Wiener Gemeinderat verurteilt IS-Verbrechen als Völkermord auf Initiative von VP-Kugler

UNO-Sicherheitsrat nun am Zug – Schutz von religiösen Minderheiten in Flüchtlingsunterkünften

Wien (OTS) - Auf Initiative von ÖVP-Gemeinderätin Gudrun Kugler anerkannte heute der Gemeinderat mit einstimmigem Beschluss die Verbrechen des IS als Völkermord, indem er die Entschließung des Europäischen Parlaments begrüßte, die an den UN-Sicherheitsrat appelliert, die Verbrechen des Islamischen Staates an religiösen und ethnischen Minderheiten als Völkermord zu verurteilen. „Das Europaparlament,die parlamentarische Versammlung des Europarats, der US-Kongress sowie das UK House of Commons haben es bereits getan. Ich bedanke mich, dass nun auch alle Parteien des Wiener Gemeinderates diesen Antrag mittragen. Nun ist der UNO-Sicherheitsrat am Zug“, so Kugler. „Die Zahl der Christinnen und Christen sowie der Jesiden in Syrien und im Irak ist dramatisch zurückgegangen. Sie leben dort in Angst, erleben Diskriminierung, werden aus ihren Häusern vertrieben oder zu Opfern von Gewalt und Folter“, so Kugler. „Hierbei handelt es sich ganz klar um Völkermord. Die IS-Verantwortlichen müssen vor den Internationalen Strafgerichtshof gebracht werden“, so Kugler.

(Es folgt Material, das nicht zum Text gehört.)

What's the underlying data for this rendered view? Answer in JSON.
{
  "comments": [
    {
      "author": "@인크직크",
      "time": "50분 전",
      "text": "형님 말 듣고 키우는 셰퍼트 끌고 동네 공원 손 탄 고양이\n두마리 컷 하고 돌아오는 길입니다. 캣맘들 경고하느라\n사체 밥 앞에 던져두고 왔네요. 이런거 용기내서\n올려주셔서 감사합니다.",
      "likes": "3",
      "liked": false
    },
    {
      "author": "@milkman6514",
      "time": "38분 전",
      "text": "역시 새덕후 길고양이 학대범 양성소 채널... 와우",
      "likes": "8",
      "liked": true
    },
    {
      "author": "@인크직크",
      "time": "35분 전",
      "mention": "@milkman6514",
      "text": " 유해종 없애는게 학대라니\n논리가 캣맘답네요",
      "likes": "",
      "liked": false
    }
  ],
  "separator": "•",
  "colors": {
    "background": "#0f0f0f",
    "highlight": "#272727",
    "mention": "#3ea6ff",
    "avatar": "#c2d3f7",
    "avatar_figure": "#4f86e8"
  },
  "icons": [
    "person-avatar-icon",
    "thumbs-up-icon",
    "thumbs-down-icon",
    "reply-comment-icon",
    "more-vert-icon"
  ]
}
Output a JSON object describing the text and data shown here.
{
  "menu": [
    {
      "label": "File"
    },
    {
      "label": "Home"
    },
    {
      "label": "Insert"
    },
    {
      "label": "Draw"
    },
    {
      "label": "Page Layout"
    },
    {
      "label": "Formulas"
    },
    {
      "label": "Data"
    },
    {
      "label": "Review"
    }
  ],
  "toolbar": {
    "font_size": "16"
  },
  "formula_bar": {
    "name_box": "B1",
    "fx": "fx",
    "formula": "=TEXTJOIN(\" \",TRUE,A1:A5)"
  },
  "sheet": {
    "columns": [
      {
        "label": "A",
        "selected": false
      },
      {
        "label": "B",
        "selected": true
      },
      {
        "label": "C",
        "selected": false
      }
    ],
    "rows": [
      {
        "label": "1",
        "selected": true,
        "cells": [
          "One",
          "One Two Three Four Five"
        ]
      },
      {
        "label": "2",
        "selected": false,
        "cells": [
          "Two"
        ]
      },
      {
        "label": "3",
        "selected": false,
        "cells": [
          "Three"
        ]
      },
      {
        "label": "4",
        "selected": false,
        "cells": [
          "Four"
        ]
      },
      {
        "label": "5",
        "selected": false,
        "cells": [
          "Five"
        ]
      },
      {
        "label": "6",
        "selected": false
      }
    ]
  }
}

Weiters sprach sich die ÖVP-Gemeinderätin für einen besseren Schutz von Christinnen und Christen in Flüchtlingsunterkünften aus. Diese seien gerade im Ramadan Übergriffen und Anfeindungen in den Flüchtlingsunterkünften ausgesetzt. Eine Studie des Hilfswerks „Open Doors“ von Mai 2016 sprach von bis zu 40.000 nicht-muslimischen Flüchtlingen in Deutschland, die Mobbing, Diskriminierung, Drohungen bis hin zu gewalttätigen Übergriffen ausgesetzt waren. „In Österreich ist die Situation nicht ganz so dramatisch, dennoch gibt es unzählige Fälle von Drohungen und Mobbing. Es ist inakzeptabel, dass Menschen aufgrund ihres religiösen Bekenntnisses bedroht oder diskriminiert werden und gerade dann, wenn sie in Europa endlich in Sicherheit sind, wieder religiös motivierter Gewalt ausgesetzt sind“, so Kugler, die die Wiener Stadtregierung auffordert, in Zusammenarbeit mit den zuständigen Stellen des Bundes für einen verstärkten Schutz dieser Menschen einzusetzen. Der ÖVP-Antrag mit konkreten Handlungsempfehlungen wurde von Neos und FPÖ unterstützt, aber von der rot-grünen Mehrheit abgelehnt.

Zu der während ihrer Wortmeldung mitgebrachten Kerze erläuterte die Gemeinderätin, dass diese als ein Zeichen der Solidarität mit allen verfolgten Christinnen und Christen in den Konfliktherden dieser Welt zu verstehen sei. „Diese Kerze soll uns daran erinnern, Verantwortung zu übernehmen und in Solidarität alles uns Mögliche zu tun, um den Betroffenen zu helfen und für Frieden einzutreten“, so Kugler. Während der gesamten Plenumswoche von 27. bis 30. Juni brennt die Kerze als Mahnmal im ÖVP-Rathausklub.